Tom Temin: And what the split lower court decisions showed, though, is that anything can happen depending on the jurisdiction, even though you’re dealing with in this case, I presume the same agency, the Centers for Medicare and Medicaid Services. And so that’s where compliance would come in, there must be some way of couching these things in the certification such that you’ve got a way out, if it turns out that different circumstances end up ensuing.

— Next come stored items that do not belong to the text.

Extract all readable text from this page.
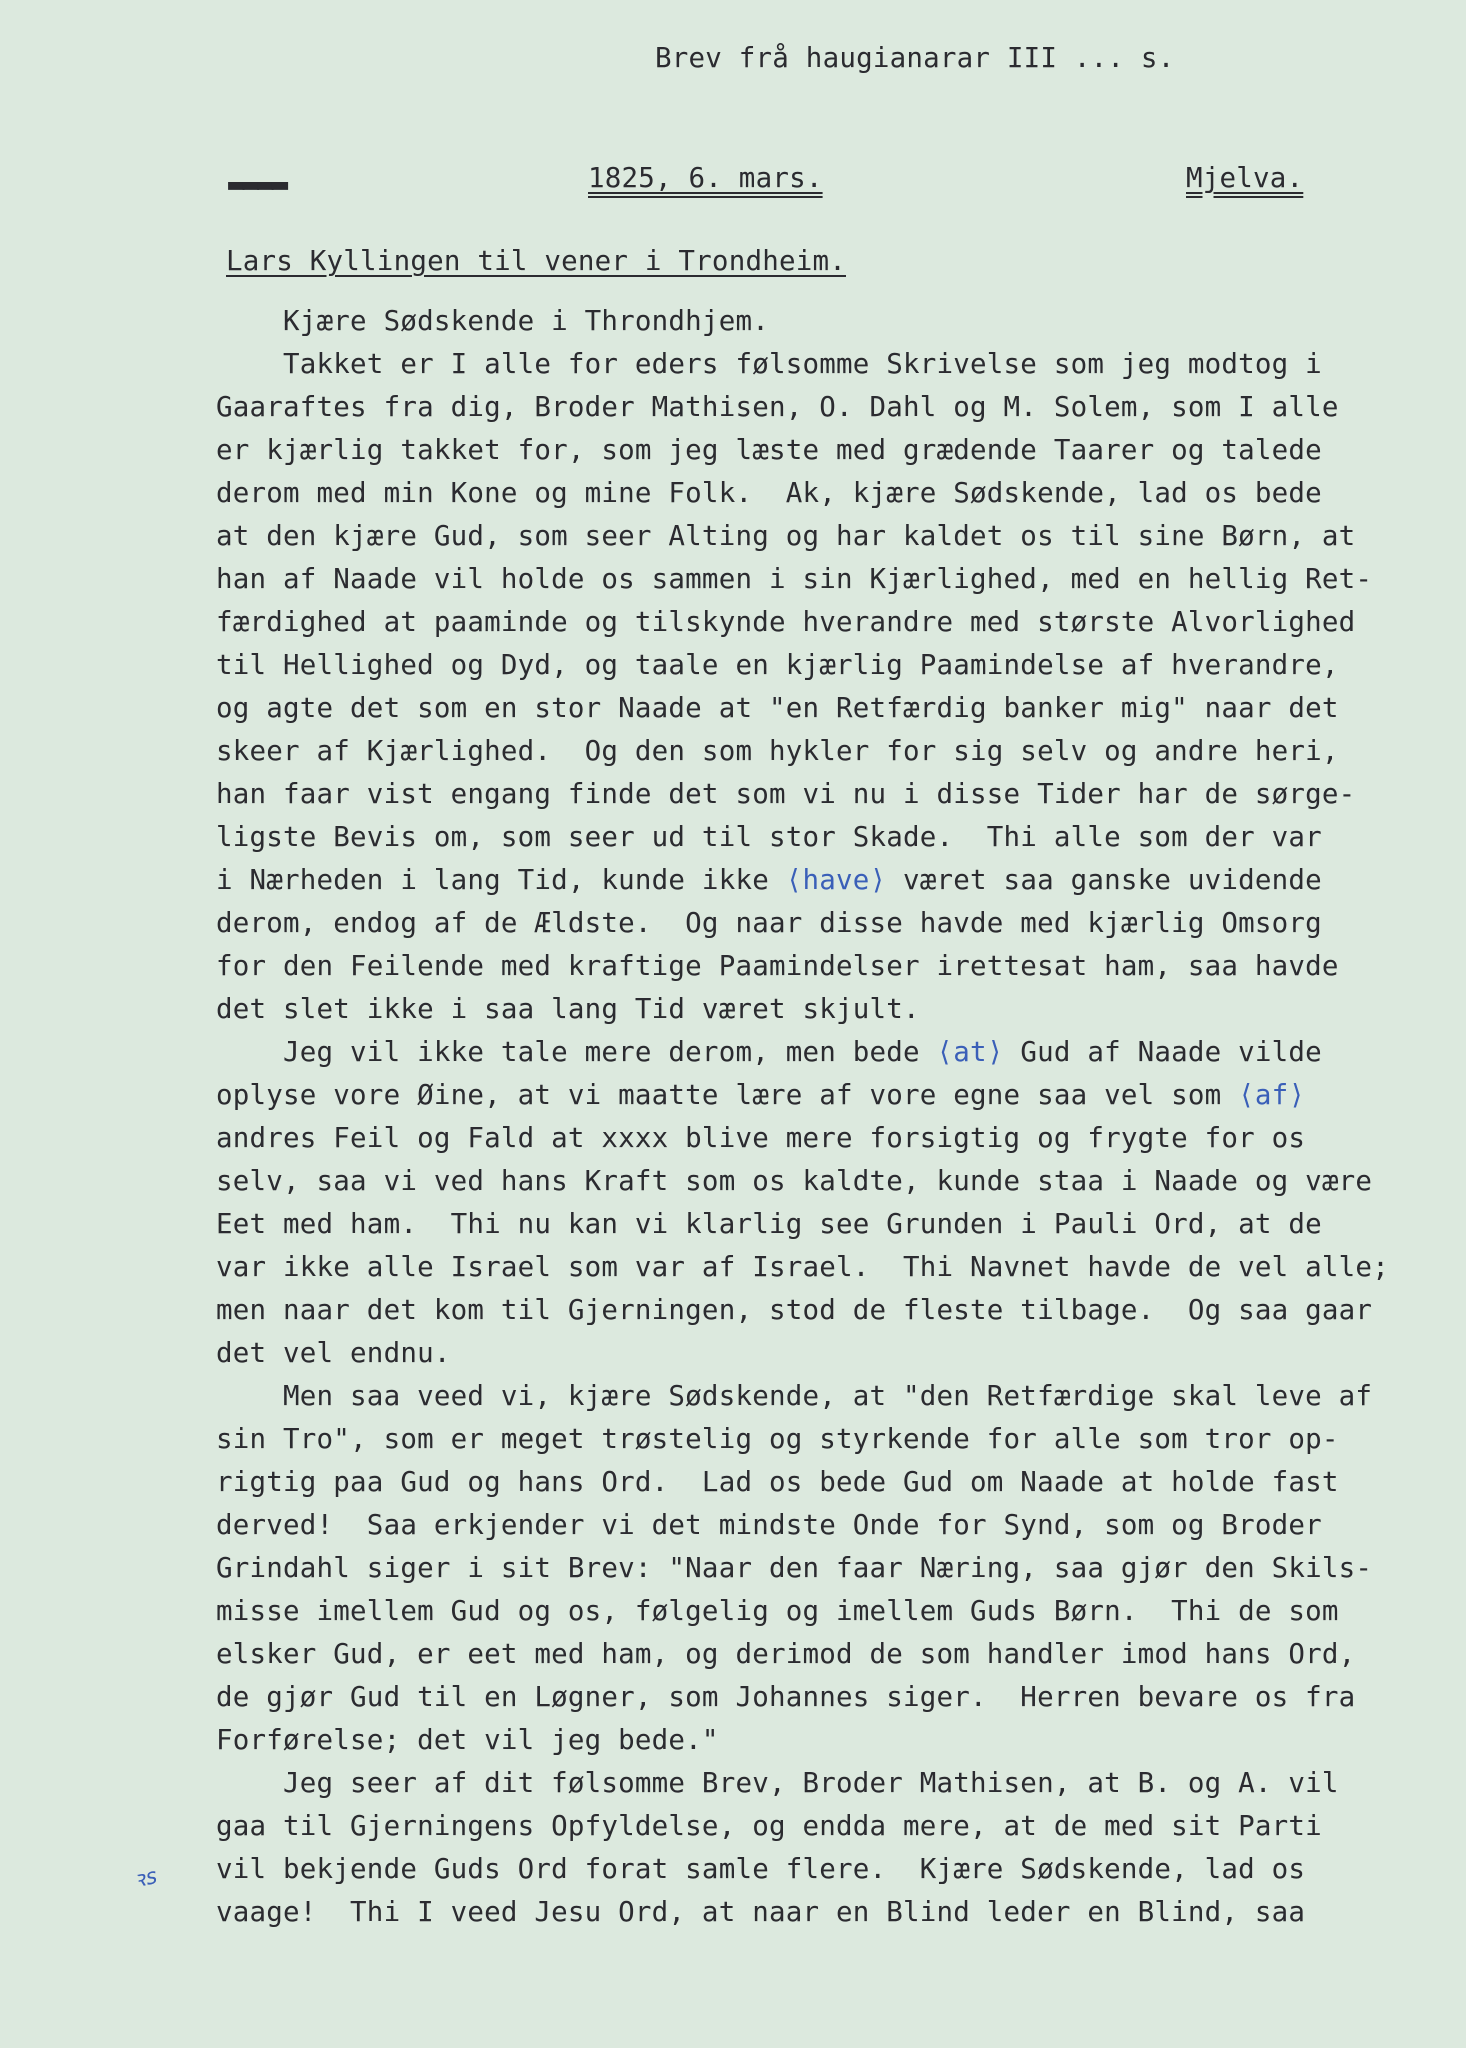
Brev frå haugianarar III ... s.
▬▬▬▬	1825, 6. mars.	Mjelva.
Lars Kyllingen til vener i Trondheim.
Kjære Sødskende i Throndhjem.
Takket er I alle for eders følsomme Skrivelse som jeg modtog i
Gaaraftes fra dig, Broder Mathisen, O. Dahl og M. Solem, som I alle
er kjærlig takket for, som jeg læste med grædende Taarer og talede
derom med min Kone og mine Folk.  Ak, kjære Sødskende, lad os bede
at den kjære Gud, som seer Alting og har kaldet os til sine Børn, at
han af Naade vil holde os sammen i sin Kjærlighed, med en hellig Ret-
færdighed at paaminde og tilskynde hverandre med største Alvorlighed
til Hellighed og Dyd, og taale en kjærlig Paamindelse af hverandre,
og agte det som en stor Naade at "en Retfærdig banker mig" naar det
skeer af Kjærlighed.  Og den som hykler for sig selv og andre heri,
han faar vist engang finde det som vi nu i disse Tider har de sørge-
ligste Bevis om, som seer ud til stor Skade.  Thi alle som der var
i Nærheden i lang Tid, kunde ikke ⟨have⟩ været saa ganske uvidende
derom, endog af de Ældste.  Og naar disse havde med kjærlig Omsorg
for den Feilende med kraftige Paamindelser irettesat ham, saa havde
det slet ikke i saa lang Tid været skjult.
Jeg vil ikke tale mere derom, men bede ⟨at⟩ Gud af Naade vilde
oplyse vore Øine, at vi maatte lære af vore egne saa vel som ⟨af⟩
andres Feil og Fald at xxxx blive mere forsigtig og frygte for os
selv, saa vi ved hans Kraft som os kaldte, kunde staa i Naade og være
Eet med ham.  Thi nu kan vi klarlig see Grunden i Pauli Ord, at de
var ikke alle Israel som var af Israel.  Thi Navnet havde de vel alle;
men naar det kom til Gjerningen, stod de fleste tilbage.  Og saa gaar
det vel endnu.
Men saa veed vi, kjære Sødskende, at "den Retfærdige skal leve af
sin Tro", som er meget trøstelig og styrkende for alle som tror op-
rigtig paa Gud og hans Ord.  Lad os bede Gud om Naade at holde fast
derved!  Saa erkjender vi det mindste Onde for Synd, som og Broder
Grindahl siger i sit Brev: "Naar den faar Næring, saa gjør den Skils-
misse imellem Gud og os, følgelig og imellem Guds Børn.  Thi de som
elsker Gud, er eet med ham, og derimod de som handler imod hans Ord,
de gjør Gud til en Løgner, som Johannes siger.  Herren bevare os fra
Forførelse; det vil jeg bede."
Jeg seer af dit følsomme Brev, Broder Mathisen, at B. og A. vil
gaa til Gjerningens Opfyldelse, og endda mere, at de med sit Parti
vil bekjende Guds Ord forat samle flere.  Kjære Sødskende, lad os
vaage!  Thi I veed Jesu Ord, at naar en Blind leder en Blind, saa
ꝛs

Michael Podberesky: Yes, and let’s take the hospice context, just because as an example, just because someone lives longer than six months, doesn’t mean the certification was false, right? The many certifications are inherently speculative individuals making considered professional judgment with the best information they had at the time, that ought to be protected. And certifying officials should be confident in those decisions, so long as they are making reasoned judgments for the right for the right reasons, if you will, and the materiality and the knowledge of the False Claims Act will serve to protect officials who are acting in good faith. That said, there is a varying standard, and at least in the 11th circuit, particularly in the hospice context, there may be requirement to approve an objective falsity, which is a higher threshold for plaintiffs for the government or a whistleblower to overcome.

Tom Temin: Yes, because in other medical settings, there are obvious fraud claims. From time to time someone says they’re incapacitated and can’t walk and someone sees them out in the parking lot pulling off the neck brace and reaching for the golf clubs and hopping around. This kind of thing happens in disability claims. That’s a totally different situation.

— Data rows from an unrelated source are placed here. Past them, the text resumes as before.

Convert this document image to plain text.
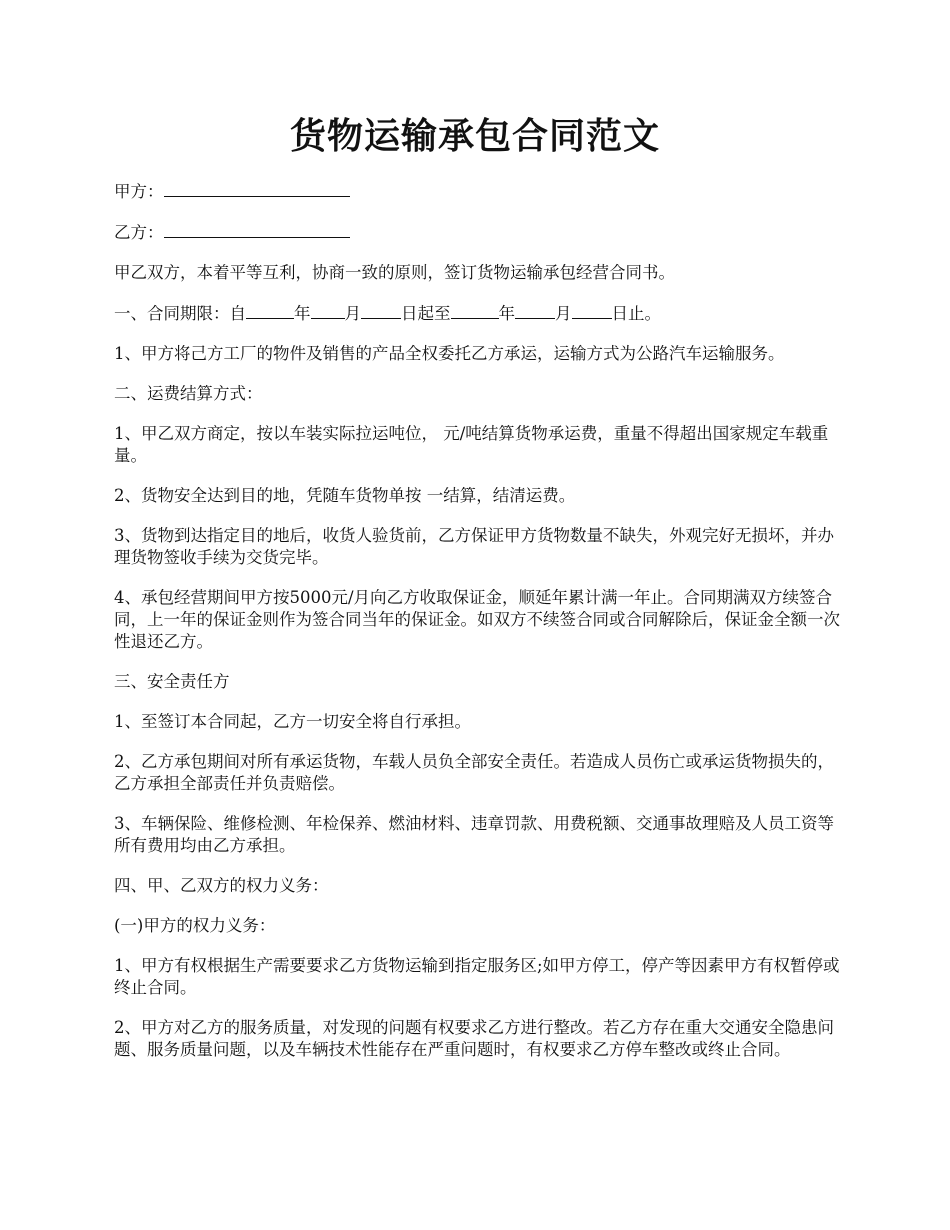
货物运输承包合同范文

甲方：

乙方：

甲乙双方，本着平等互利，协商一致的原则，签订货物运输承包经营合同书。

一、合同期限：自	年 月 日起至	年 月 日止。

1、甲方将己方工厂的物件及销售的产品全权委托乙方承运，运输方式为公路汽车运输服务。

二、运费结算方式：

1、甲乙双方商定，按以车装实际拉运吨位， 元/吨结算货物承运费，重量不得超出国家规定车载重量。

2、货物安全达到目的地，凭随车货物单按 一结算，结清运费。

3、货物到达指定目的地后，收货人验货前，乙方保证甲方货物数量不缺失，外观完好无损坏，并办理货物签收手续为交货完毕。

4、承包经营期间甲方按5000元/月向乙方收取保证金，顺延年累计满一年止。合同期满双方续签合同，上一年的保证金则作为签合同当年的保证金。如双方不续签合同或合同解除后，保证金全额一次性退还乙方。

三、安全责任方

1、至签订本合同起，乙方一切安全将自行承担。

2、乙方承包期间对所有承运货物，车载人员负全部安全责任。若造成人员伤亡或承运货物损失的，乙方承担全部责任并负责赔偿。

3、车辆保险、维修检测、年检保养、燃油材料、违章罚款、用费税额、交通事故理赔及人员工资等所有费用均由乙方承担。

四、甲、乙双方的权力义务：

(一)甲方的权力义务：

1、甲方有权根据生产需要要求乙方货物运输到指定服务区;如甲方停工，停产等因素甲方有权暂停或终止合同。

2、甲方对乙方的服务质量，对发现的问题有权要求乙方进行整改。若乙方存在重大交通安全隐患问题、服务质量问题，以及车辆技术性能存在严重问题时，有权要求乙方停车整改或终止合同。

Michael Podberesky: That’s correct. Even in the Eleventh circuit, that would clearly be an objective. Also, if someone says they can’t walk and then there’s video evidence of them running a marathon, that’s an objective little statement and will still be actionable.

Tom Temin: Bottom line then, advice is to just be vigilant and make sure your compliance people check with the way you state certifications.

Michael Podberesky: That’s exactly right. The government takes certifications very seriously. It relies on those certifications when making a determination whether to pay an invoice and it expects that the certifying officials are exercising, reasoned, good faith judgment. That doesn’t mean it expects them to be perfect and always 100% correct. But it expects the process to be a valid defensible one. So no matter what circuit or jurisdiction a company is in, they ought to have a robust compliance program that focuses particular attention on certifications and the process they were created. The government does not view certifications the way you and I might view signing a credit card receipt after we buy our lunch at the office. They view those certifications very seriously and they rely on them and they expect the company making those certifications to invest appropriate time and good faith effort in.

Tom Temin: Attorney Michael Podberesky is a partner at McGuireWoods. Thanks so much for joining me.

Michael Podberesky: Thanks again for having me.